Respondents had an additional point before the Court of Civil Appeals by which they urge that this sale should be set aside on proof of inadequacy of price coupled with some wrongdoing, misconduct or unfairness on the part of the person exercising the power of sale under the deed of trust. Respondents contend that there was an inadequate price paid at the foreclosure sale in this case and point to the fact that while the sale was for only $1,200, the jury found the value of the property to be $4,000. Respondents further urge that there is sufficient evidence to go to the jury on the question of unfairness and improper conduct on the part of Conley.
Mere inadequacy of consideration alone does not render a foreclosure sale void if the sale was legally and fairly made. Burnette v. Realty Trust Co., 74 S.W.2d 536, Tex.Civ.App., writ ref. It therefore becomes our responsibility to determine whether from the record a fact issue was raised with respect to the propriety of this sale.

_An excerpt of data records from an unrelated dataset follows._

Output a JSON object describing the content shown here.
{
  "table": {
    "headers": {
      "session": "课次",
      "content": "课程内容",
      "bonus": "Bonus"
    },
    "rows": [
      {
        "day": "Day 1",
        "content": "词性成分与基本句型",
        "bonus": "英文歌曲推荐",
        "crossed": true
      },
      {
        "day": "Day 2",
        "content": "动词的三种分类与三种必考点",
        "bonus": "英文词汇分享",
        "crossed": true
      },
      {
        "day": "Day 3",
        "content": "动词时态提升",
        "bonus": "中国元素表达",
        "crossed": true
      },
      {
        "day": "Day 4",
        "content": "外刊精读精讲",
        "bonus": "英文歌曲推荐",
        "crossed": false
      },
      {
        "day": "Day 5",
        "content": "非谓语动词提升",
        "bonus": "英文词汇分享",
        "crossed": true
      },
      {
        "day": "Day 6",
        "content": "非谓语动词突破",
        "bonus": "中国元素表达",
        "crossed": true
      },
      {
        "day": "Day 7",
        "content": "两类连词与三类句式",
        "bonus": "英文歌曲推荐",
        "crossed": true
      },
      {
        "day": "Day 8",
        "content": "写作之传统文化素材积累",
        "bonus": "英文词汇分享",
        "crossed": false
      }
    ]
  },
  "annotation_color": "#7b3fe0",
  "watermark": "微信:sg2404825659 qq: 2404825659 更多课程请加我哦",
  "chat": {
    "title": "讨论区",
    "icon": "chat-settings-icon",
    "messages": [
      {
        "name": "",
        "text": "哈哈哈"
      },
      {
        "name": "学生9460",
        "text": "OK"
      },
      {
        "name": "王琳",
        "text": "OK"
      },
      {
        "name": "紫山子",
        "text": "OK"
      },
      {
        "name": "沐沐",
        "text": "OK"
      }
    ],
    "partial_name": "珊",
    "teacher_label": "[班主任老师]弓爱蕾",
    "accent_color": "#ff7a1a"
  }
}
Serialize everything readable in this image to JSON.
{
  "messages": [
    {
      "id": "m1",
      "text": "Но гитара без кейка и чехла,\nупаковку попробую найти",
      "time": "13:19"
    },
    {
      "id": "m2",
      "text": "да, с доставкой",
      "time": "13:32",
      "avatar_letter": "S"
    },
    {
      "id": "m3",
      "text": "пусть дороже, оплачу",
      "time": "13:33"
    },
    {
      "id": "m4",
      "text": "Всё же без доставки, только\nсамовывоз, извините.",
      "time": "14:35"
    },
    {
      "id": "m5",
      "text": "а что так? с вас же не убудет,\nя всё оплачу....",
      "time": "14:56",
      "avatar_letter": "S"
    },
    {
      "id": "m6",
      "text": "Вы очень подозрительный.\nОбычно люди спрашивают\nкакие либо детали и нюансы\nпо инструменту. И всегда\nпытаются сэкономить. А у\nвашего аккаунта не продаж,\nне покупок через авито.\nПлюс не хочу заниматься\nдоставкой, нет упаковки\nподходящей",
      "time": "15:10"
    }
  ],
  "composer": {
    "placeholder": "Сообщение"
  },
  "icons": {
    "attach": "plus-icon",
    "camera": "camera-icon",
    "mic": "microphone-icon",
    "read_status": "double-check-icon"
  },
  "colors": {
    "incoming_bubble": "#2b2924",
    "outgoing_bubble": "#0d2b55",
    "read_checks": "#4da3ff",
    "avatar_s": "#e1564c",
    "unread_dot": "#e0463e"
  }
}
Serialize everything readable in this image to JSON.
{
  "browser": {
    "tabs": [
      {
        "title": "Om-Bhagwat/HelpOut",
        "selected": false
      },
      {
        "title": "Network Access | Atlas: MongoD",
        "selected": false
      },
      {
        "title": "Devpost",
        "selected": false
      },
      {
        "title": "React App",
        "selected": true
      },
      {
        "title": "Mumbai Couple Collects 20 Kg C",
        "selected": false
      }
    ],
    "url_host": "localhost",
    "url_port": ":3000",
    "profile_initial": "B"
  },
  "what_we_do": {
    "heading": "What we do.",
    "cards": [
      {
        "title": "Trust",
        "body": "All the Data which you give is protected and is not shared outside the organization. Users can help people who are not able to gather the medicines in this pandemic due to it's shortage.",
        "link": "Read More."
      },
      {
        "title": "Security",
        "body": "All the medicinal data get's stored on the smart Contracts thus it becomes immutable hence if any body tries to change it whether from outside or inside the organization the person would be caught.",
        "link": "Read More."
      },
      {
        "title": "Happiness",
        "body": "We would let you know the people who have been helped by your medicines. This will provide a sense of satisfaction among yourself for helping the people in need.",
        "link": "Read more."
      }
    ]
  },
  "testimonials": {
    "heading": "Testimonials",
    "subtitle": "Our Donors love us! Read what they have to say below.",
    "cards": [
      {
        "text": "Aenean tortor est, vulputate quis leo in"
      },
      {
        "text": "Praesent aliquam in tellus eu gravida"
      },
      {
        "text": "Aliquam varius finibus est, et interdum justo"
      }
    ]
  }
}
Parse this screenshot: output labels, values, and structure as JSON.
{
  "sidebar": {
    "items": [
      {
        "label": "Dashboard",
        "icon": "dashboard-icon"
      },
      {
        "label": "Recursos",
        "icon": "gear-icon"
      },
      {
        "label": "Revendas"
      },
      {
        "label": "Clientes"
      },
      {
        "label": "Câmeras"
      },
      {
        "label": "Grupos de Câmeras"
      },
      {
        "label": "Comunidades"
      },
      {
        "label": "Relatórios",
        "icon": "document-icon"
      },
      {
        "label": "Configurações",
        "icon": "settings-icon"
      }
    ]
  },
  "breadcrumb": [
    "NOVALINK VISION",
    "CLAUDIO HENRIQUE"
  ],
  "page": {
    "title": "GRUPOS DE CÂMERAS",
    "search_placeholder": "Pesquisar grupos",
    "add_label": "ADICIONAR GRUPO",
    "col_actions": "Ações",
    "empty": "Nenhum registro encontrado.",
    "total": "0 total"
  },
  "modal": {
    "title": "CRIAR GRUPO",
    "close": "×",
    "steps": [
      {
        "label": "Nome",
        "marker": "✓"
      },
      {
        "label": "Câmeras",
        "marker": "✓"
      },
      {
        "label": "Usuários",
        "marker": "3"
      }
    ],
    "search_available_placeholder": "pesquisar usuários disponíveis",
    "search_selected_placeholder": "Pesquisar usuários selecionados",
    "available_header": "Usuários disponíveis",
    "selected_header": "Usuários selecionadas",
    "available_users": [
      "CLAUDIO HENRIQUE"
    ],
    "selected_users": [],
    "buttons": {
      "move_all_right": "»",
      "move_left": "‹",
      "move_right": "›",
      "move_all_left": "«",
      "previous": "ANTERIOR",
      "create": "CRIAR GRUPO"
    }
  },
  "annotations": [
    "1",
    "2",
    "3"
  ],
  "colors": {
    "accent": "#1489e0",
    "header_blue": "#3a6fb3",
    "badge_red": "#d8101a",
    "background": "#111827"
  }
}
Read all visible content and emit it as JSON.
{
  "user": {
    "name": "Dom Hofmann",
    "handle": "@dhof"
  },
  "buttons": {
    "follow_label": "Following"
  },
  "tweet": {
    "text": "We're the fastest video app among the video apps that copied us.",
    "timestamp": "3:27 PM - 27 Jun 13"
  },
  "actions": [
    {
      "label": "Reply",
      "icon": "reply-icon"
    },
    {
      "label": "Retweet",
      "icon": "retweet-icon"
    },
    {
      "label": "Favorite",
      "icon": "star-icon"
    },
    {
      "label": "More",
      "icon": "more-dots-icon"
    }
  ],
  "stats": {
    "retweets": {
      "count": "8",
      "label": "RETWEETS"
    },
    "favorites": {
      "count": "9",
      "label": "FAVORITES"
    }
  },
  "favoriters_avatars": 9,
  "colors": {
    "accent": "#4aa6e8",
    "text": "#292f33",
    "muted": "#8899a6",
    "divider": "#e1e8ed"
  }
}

[11, 12] The record shows that Conley recommended to another employee of Tarrant what said employee should bid for Tarrant at the foreclosure sale. Respondents contend that such action on the part of Conley constitutes improper conduct. We do not agree. The rule is well settled in this state that a mortgagee with power to sell may purchase at his own sale made at public auction. Southern Trust Mortgage Co. v. Daniel, 143 Tex. 321, 184 S.W.2d 465; Thornton v. Goodman, 216 S.W. 147 (Tex.Comm.App.). Since this is the law in Texas, it must follow that the mere fact that Conley, an officer of Tarrant, the mortgagee, requested another employee of Tarrant to come to the sale and to bid $1,200 on Tarrant's behalf does not constitute an impropriety on Conley's part. Finding no evidence of unfair or wrongful conduct on Conley's part that could combine with the alleged inadequate price so as to void the foreclosure sale, we overrule this point.
We reverse the Court of Civil Appeals and affirm the judgment of the trial court.